"Is she or isn't she?" This is the question proposed in Unsane. This psychological horror film shot, edited, and directed by Steven Soderbergh, and written by Jonathan Bernstein and James Greer. A young woman is involuntarily committed to a mental institution, where she is confronted by her greatest fear--but is it real or a product of her delusion?
In July 2017, just before the release of Lucky Logan, it was announced that Steven Soderbergh had shot a film in secret, starring Claire Foy, Juno Temple, and Jay Pharoah. With a budget of $1.2 million, the film was shot in just ten days with a iPhone 7 Plus, in 4K, using the FiLMiC Pro app. Locations included Pomona, NY at the Summit Park Hospital that the production took over after it was recently closed.

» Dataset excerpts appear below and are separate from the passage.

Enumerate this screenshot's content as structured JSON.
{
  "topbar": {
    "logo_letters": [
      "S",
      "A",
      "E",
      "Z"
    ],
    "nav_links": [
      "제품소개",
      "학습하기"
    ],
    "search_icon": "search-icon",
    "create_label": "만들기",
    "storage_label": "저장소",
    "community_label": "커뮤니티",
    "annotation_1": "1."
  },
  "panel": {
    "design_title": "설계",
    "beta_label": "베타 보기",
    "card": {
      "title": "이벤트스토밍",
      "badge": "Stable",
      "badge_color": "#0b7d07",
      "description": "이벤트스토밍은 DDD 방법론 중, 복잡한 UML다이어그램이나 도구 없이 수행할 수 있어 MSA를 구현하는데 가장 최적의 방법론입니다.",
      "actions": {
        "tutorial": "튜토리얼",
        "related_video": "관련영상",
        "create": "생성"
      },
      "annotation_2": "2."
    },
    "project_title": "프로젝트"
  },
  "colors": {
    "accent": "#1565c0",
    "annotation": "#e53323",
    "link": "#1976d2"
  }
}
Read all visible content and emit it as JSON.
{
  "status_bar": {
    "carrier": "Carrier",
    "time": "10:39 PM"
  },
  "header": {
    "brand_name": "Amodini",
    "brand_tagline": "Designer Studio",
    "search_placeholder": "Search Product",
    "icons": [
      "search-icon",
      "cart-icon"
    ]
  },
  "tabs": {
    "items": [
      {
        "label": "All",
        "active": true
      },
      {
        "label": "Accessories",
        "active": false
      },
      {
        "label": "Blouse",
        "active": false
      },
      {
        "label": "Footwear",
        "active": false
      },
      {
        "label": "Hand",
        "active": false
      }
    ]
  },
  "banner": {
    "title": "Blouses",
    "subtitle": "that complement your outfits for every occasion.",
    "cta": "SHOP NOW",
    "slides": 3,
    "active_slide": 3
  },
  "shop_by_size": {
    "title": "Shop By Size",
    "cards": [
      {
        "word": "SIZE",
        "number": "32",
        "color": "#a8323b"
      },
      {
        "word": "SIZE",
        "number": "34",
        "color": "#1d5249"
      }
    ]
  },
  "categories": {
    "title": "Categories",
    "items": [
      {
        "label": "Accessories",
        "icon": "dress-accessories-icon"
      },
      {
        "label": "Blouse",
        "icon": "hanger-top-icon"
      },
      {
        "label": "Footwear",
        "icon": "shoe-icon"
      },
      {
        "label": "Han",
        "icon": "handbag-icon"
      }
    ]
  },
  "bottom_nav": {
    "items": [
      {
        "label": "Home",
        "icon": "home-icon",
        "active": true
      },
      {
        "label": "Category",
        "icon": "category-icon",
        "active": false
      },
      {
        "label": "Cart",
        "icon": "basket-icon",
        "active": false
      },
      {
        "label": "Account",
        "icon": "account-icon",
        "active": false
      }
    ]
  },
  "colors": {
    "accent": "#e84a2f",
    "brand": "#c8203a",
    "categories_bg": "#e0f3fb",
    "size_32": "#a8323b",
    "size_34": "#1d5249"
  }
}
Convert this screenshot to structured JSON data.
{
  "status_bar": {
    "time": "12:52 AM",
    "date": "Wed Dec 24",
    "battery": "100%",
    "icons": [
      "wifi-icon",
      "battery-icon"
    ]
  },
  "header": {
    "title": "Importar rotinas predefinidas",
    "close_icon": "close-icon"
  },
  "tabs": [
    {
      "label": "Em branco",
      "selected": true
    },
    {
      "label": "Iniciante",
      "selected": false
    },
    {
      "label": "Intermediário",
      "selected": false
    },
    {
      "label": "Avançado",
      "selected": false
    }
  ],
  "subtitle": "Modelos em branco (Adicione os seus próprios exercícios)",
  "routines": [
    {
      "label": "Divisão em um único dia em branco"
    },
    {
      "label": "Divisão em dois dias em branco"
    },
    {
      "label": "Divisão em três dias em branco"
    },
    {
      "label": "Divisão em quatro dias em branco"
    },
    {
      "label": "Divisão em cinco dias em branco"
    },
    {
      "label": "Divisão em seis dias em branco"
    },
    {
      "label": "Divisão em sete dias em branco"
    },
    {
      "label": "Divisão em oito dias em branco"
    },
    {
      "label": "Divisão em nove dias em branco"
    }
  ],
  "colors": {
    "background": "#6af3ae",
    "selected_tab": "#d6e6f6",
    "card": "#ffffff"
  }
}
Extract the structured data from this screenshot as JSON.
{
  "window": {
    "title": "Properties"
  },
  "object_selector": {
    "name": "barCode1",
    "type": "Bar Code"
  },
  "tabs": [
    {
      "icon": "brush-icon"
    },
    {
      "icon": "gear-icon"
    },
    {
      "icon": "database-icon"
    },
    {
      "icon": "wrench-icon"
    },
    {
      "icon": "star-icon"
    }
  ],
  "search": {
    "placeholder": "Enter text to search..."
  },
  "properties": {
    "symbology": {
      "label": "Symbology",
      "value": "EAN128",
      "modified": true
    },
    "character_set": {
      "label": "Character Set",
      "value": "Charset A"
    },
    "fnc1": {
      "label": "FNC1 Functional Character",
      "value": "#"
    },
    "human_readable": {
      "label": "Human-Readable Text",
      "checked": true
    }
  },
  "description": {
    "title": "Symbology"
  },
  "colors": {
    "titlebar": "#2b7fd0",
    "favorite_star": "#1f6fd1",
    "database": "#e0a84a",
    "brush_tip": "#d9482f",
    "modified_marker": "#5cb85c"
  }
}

Technically well-made and well-acted, Unsane is, unfortunately, a derivative and predictable story whose twists, turns, and frights have all been more effectively dealt before, and how it gives in to convention too often. It's all in good fun, really, though ninety-eight minutes may be less of this kind of fun than a mind can stand. The film sustains a creepy, gritty tension that draws you along without quite accelerating into outright terror. However, the terrors we see in the film are never as scary as they are tangible, but they are never so tangible as they are arbitrary. You might feel like you're in the company of a manic film student breathless showing you their graduate film with naive enthusiasm. You admire their enthusiasm, their creativity and technical ability, but in the end the experience is probably more satisfying for them than it is for you. The film undercuts its own authority by ham-fisting its protests into a banal plot structure and a totally undisciplined tonal register. Soderbergh's gritty and eerie new horror film, looks like something supreme horror master Jason Blum might have produced - if he'd applied the same mode of filmmaking he's applied to every single one of his productions. And that's meant as a compliment: This film is a demented riff on notable psychodrama and horror films like Shock Corridor (1963), and Changeling (2008). It's certainly the most deliriously deranged picture you're likely to see this year. It's psychodrama and horror as its most lurid and confrontational. An impressive pulp achievement. A pulpy potboiler of a jeremiad which aims to jangle as many nerves as possible in the shortest time available - subtlety be damned. While the film is about a woman who is not happy to remain removed from the world, not realizing that she, and others around her, are involved in something truly dreadful, many viewers will be all too willing to head for the exits. In the end, it's a fascinating low-budgeted film that screams for recognition.